Bien qu’elle offre une bande passante élevée, la norme Cat.8 est limitée par la distance maximale sur laquelle ses performances sont garanties : 30 mètres. En fait, la plupart des solutions de câblage en cuivre sont limitées en raison de la distance maximale qu’elles peuvent couvrir. Les liaisons de 90 ou 100m sont assez standards. Il existe sur le marché des câbles d’une portée de 120 m, mais même cette distance trouve rapidement ses limites. Bien que nous n’ayons pas encore vu de démonstration d’une vitesse de 40G fonctionner à travers des distances significatives sur des liaisons en cuivre, certains équipements permettent d’atteindre 10G sur 120m. Ces équipements doivent répondre aux exigences de la classe de câblage applicable. En Europe, il s’agit principalement des normes ISO 11801 et EN 50173. Cependant, seule la mesure du canal permet d’évaluer l’ensemble du chemin de transmission de bout en bout.

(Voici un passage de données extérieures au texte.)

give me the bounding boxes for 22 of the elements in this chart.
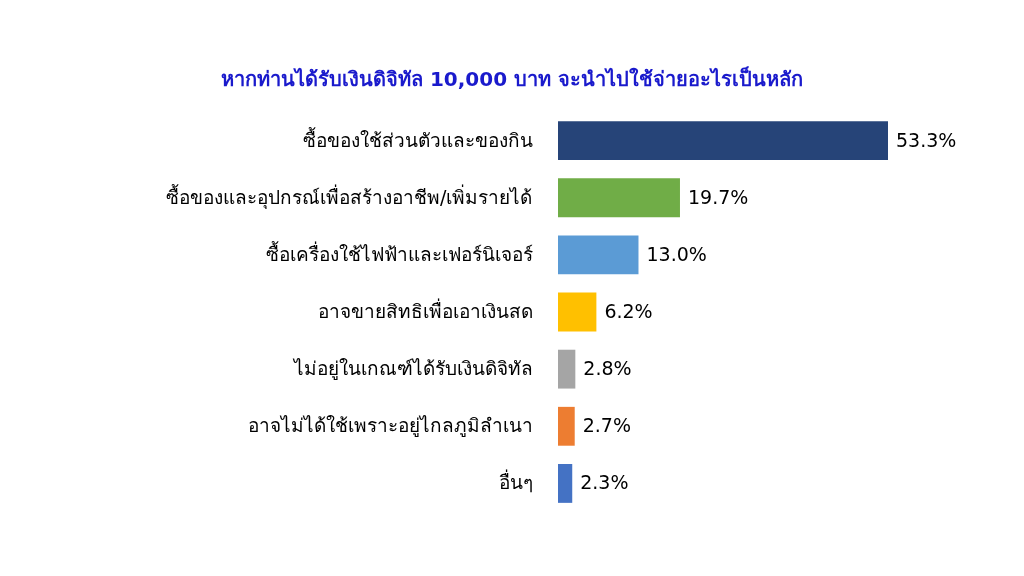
- data-label: 6.2%: [604, 300, 653, 322]
- chart-title: หากท่านได้รับเงินดิจิทัล 10,000 บาท จะนำไปใช้จ่ายอะไรเป็นหลัก: [220, 66, 804, 91]
- data-label: 53.3%: [896, 128, 957, 151]
- bar: [558, 292, 597, 332]
- data-label: 2.7%: [582, 414, 631, 437]
- data-label: 2.8%: [583, 357, 632, 380]
- data-label: 2.3%: [580, 471, 629, 494]
- bar: [558, 406, 575, 446]
- data-label: 19.7%: [687, 185, 749, 208]
- y-tick-label: อาจขายสิทธิเพื่อเอาเงินสด: [317, 298, 533, 322]
- bar: [558, 235, 639, 275]
- data-label: 13.0%: [646, 242, 707, 265]
- y-tick-label: อาจไม่ได้ใช้เพราะอยู่ไกลภูมิลำเนา: [247, 414, 533, 438]
- y-tick-label: ซื้อของใช้ส่วนตัวและของกิน: [302, 126, 533, 151]
- bar: [558, 464, 573, 503]
- y-tick-label: ซื้อของและอุปกรณ์เพื่อสร้างอาชีพ/เพิ่มรายได้: [166, 183, 533, 210]
- y-tick-label: ซื้อเครื่องใช้ไฟฟ้าและเฟอร์นิเจอร์: [265, 240, 533, 265]
- y-tick-label: อื่นๆ: [498, 469, 533, 494]
- bar: [558, 121, 888, 160]
- bar: [558, 349, 576, 389]
- y-tick-label: ไม่อยู่ในเกณฑ์ได้รับเงินดิจิทัล: [291, 357, 533, 381]
- bar: [558, 178, 680, 218]
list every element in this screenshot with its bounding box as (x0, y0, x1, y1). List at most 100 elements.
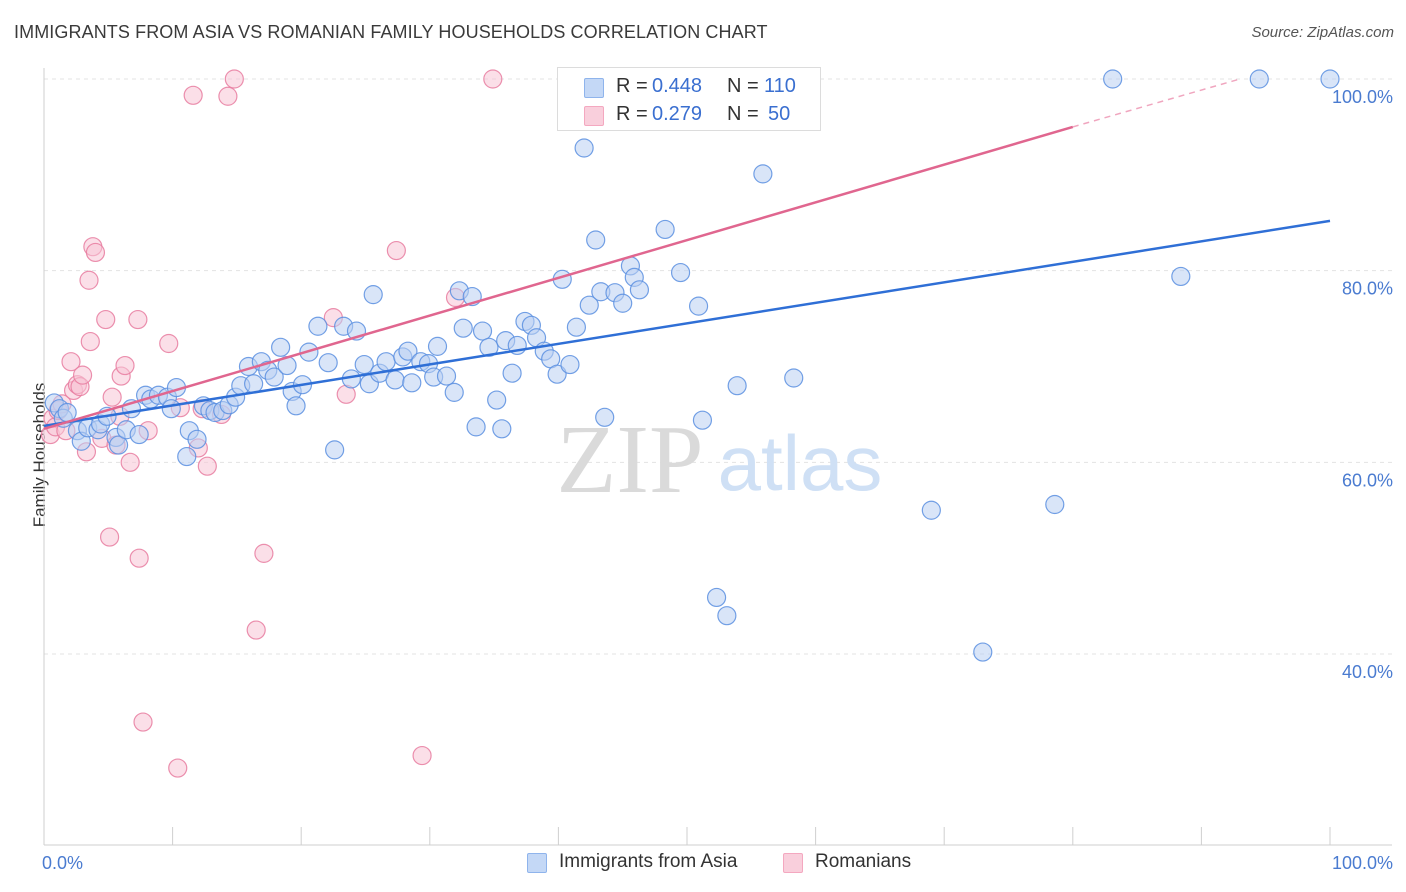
point-asia (1171, 266, 1191, 287)
point-romanian (102, 387, 122, 407)
legend-swatch-asia (527, 853, 547, 873)
point-asia (1103, 69, 1123, 89)
legend-r-label: R = (616, 75, 648, 97)
watermark: ZIP atlas (557, 406, 883, 514)
point-romanian (254, 543, 274, 563)
y-tick-label: 60.0% (1342, 470, 1393, 490)
point-romanian (483, 69, 503, 89)
point-asia (670, 262, 691, 283)
point-asia (466, 417, 486, 437)
point-romanian (79, 270, 99, 290)
legend-r-label: R = (616, 103, 648, 125)
point-romanian (133, 712, 153, 732)
point-asia (264, 367, 284, 387)
trend-line-asia (43, 219, 1331, 428)
legend-n-value: 110 (764, 75, 796, 97)
point-asia (706, 587, 727, 608)
point-asia (376, 352, 396, 372)
point-asia (444, 382, 464, 402)
point-romanian (386, 240, 406, 261)
point-asia (921, 500, 941, 520)
point-asia (629, 280, 650, 300)
trend-lines (43, 78, 1331, 430)
legend-n-label: N = (727, 75, 759, 97)
point-asia (492, 419, 512, 439)
legend-r-value: 0.279 (652, 103, 703, 125)
point-asia (453, 318, 473, 338)
point-romanian (246, 620, 266, 640)
chart-title: IMMIGRANTS FROM ASIA VS ROMANIAN FAMILY … (14, 22, 768, 42)
point-romanian (80, 331, 100, 352)
point-asia (560, 354, 580, 375)
point-asia (1320, 69, 1340, 89)
legend-swatch-romanians (783, 853, 803, 873)
point-asia (574, 138, 594, 158)
stats-legend: R = 0.448 N = 110 R = 0.279 N = 50 (557, 67, 821, 131)
point-asia (502, 363, 522, 383)
point-asia (427, 336, 448, 356)
point-asia (177, 446, 197, 467)
point-asia (271, 337, 291, 357)
point-romanian (72, 365, 93, 385)
point-asia (579, 295, 599, 315)
point-asia (402, 373, 422, 393)
point-romanian (115, 355, 135, 376)
legend-swatch-asia (584, 78, 604, 98)
point-romanian (120, 452, 140, 472)
point-asia (129, 424, 149, 445)
point-asia (692, 410, 713, 430)
point-asia (717, 606, 737, 626)
point-asia (161, 399, 181, 419)
point-asia (286, 396, 306, 416)
point-romanian (85, 242, 106, 263)
point-asia (487, 390, 507, 410)
y-tick-label: 40.0% (1342, 662, 1393, 682)
point-asia (727, 376, 747, 396)
y-tick-labels: 100.0% 80.0% 60.0% 40.0% (1332, 87, 1393, 682)
point-asia (784, 368, 804, 388)
point-asia (187, 429, 207, 449)
point-asia (973, 642, 993, 662)
legend-r-value: 0.448 (652, 75, 703, 97)
point-asia (753, 164, 773, 184)
legend-label-asia: Immigrants from Asia (559, 851, 738, 872)
point-asia (595, 407, 615, 427)
y-tick-label: 80.0% (1342, 279, 1393, 299)
point-romanian (159, 333, 179, 354)
point-asia (398, 341, 418, 361)
point-asia (1045, 494, 1065, 515)
point-romanian (197, 456, 217, 476)
watermark-zip: ZIP (557, 406, 704, 514)
point-romanian (224, 69, 244, 89)
point-asia (308, 316, 328, 336)
point-asia (655, 219, 675, 240)
point-asia (547, 364, 567, 384)
point-romanian (96, 309, 116, 330)
x-tick-labels: 0.0% 100.0% (42, 853, 1393, 873)
point-asia (479, 337, 499, 357)
point-romanian (168, 758, 188, 778)
point-asia (472, 321, 493, 341)
point-asia (1249, 69, 1269, 89)
point-romanian (128, 309, 148, 330)
point-asia (385, 370, 405, 390)
point-asia (108, 435, 129, 455)
point-asia (363, 285, 383, 305)
point-asia (688, 296, 709, 316)
series-legend: Immigrants from Asia Romanians (0, 851, 1406, 877)
point-asia (354, 354, 374, 375)
point-romanian (99, 527, 120, 547)
source-label: Source: ZipAtlas.com (1251, 24, 1394, 41)
point-romanian (129, 548, 149, 568)
x-tick-label-min: 0.0% (42, 853, 83, 873)
trend-line-romanians-extension (1072, 78, 1241, 128)
legend-n-value: 50 (768, 103, 791, 125)
point-asia (436, 366, 457, 386)
point-asia (325, 440, 345, 460)
point-asia (244, 374, 264, 394)
watermark-atlas: atlas (718, 419, 883, 507)
point-asia (566, 317, 587, 337)
point-asia (318, 353, 338, 373)
point-romanian (183, 85, 203, 105)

Les câbles en cuivre à haute fréquence sont adaptés à la transmission de débits élevés et offrent une marge qui les rend pertinents dans un futur proche pour la plupart des besoins.

Deux avantages méconnus de la fibre

Aujourd’hui toutefois, les équipements technologiques d’un bâtiment sont un atout de plus en plus important dans les transactions immobilières particulièrement pour les entreprises. La disponibilité d’un réseau local moderne et d’une connectivité performante fait jeu égal avec l’emplacement géographique, l’esthétique et les équipements pour les usagers, ou la proximité des services et des transports. À l’ère du numérique, la connectivité est devenue le nerf de la guerre pour toutes les entreprises modernes.

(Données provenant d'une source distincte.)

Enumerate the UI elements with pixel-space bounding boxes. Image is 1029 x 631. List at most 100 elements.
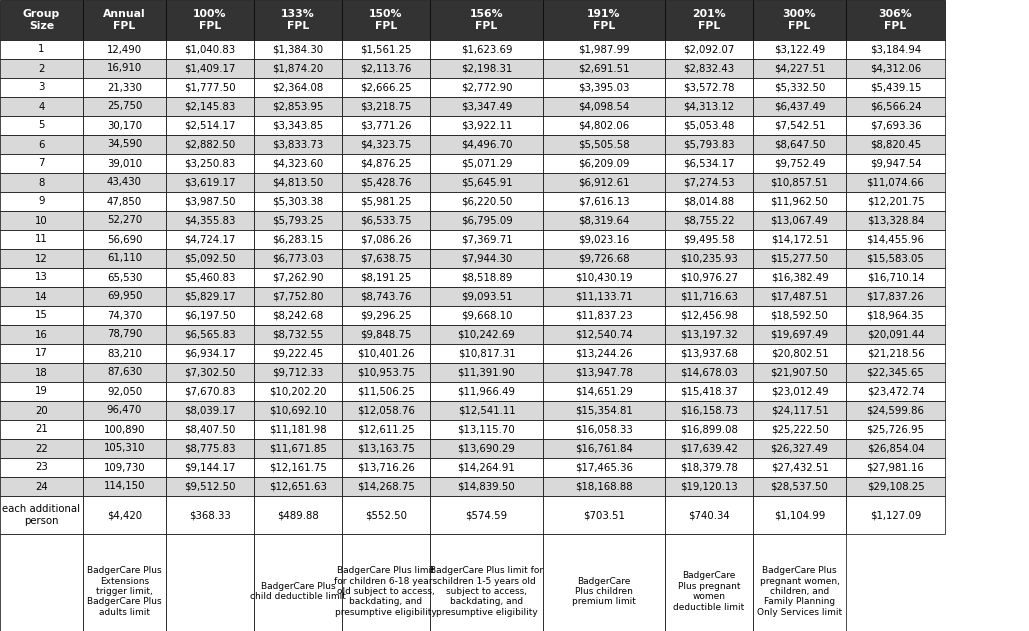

Dans cette perspective le déploiement de la fibre optique ou la rénovation des infrastructures existantes avec cette technologie est particulièrement indiqué.

Un autre atout de la fibre optique à ne pas négliger est son faible encombrement à débit égal ou supérieur. Même s’il est possible, dans une certaine mesure, de rénover les réseaux cuivre et d’augmenter leur capacité en multipliant les liaisons, c’est un exercice qui est consommateur d’espace et générateur d’une complexité supplémentaire dans la gestion et la maintenance du bâtiment et du réseau. Sans compter que parfois, les gaines et les espaces réservés au passage des câbles sont tout simplement déjà saturés ce qui limite l’évolutivité.

Un avenir hybride

En environnement LAN, la réalité est que de nombreuses entreprises ne font pas encore face à des demandes de bande passante qui dépassent les capacités du cuivre. En fin de compte, même si les infrastructures émergentes de bâtiments intelligents et connectés seront de plus en plus dépendantes de la fibre optique, le cuivre a encore sa place. Il reste une technologie suffisante pour les liaisons situées en périphérie du réseau. Cependant les limites des solutions en cuivre en termes de bande passante, de gestion de l’énergie et de distance de transmission suggèrent fortement de recourir à la fibre pour le cœur de réseau et de repousser la transition vers le cuivre à la périphérie, le plus loin possible.

La meilleure pratique est de construire un cœur de réseau en fibre optique solide et fiable et de réserver le cuivre aux liaisons point à point. Cette approche permet aux multiples parties prenantes d’un bâtiment, notamment le propriétaire, les locataires et les fournisseurs de services, d’accéder à une infrastructure passive unique qui réponde à leurs besoins.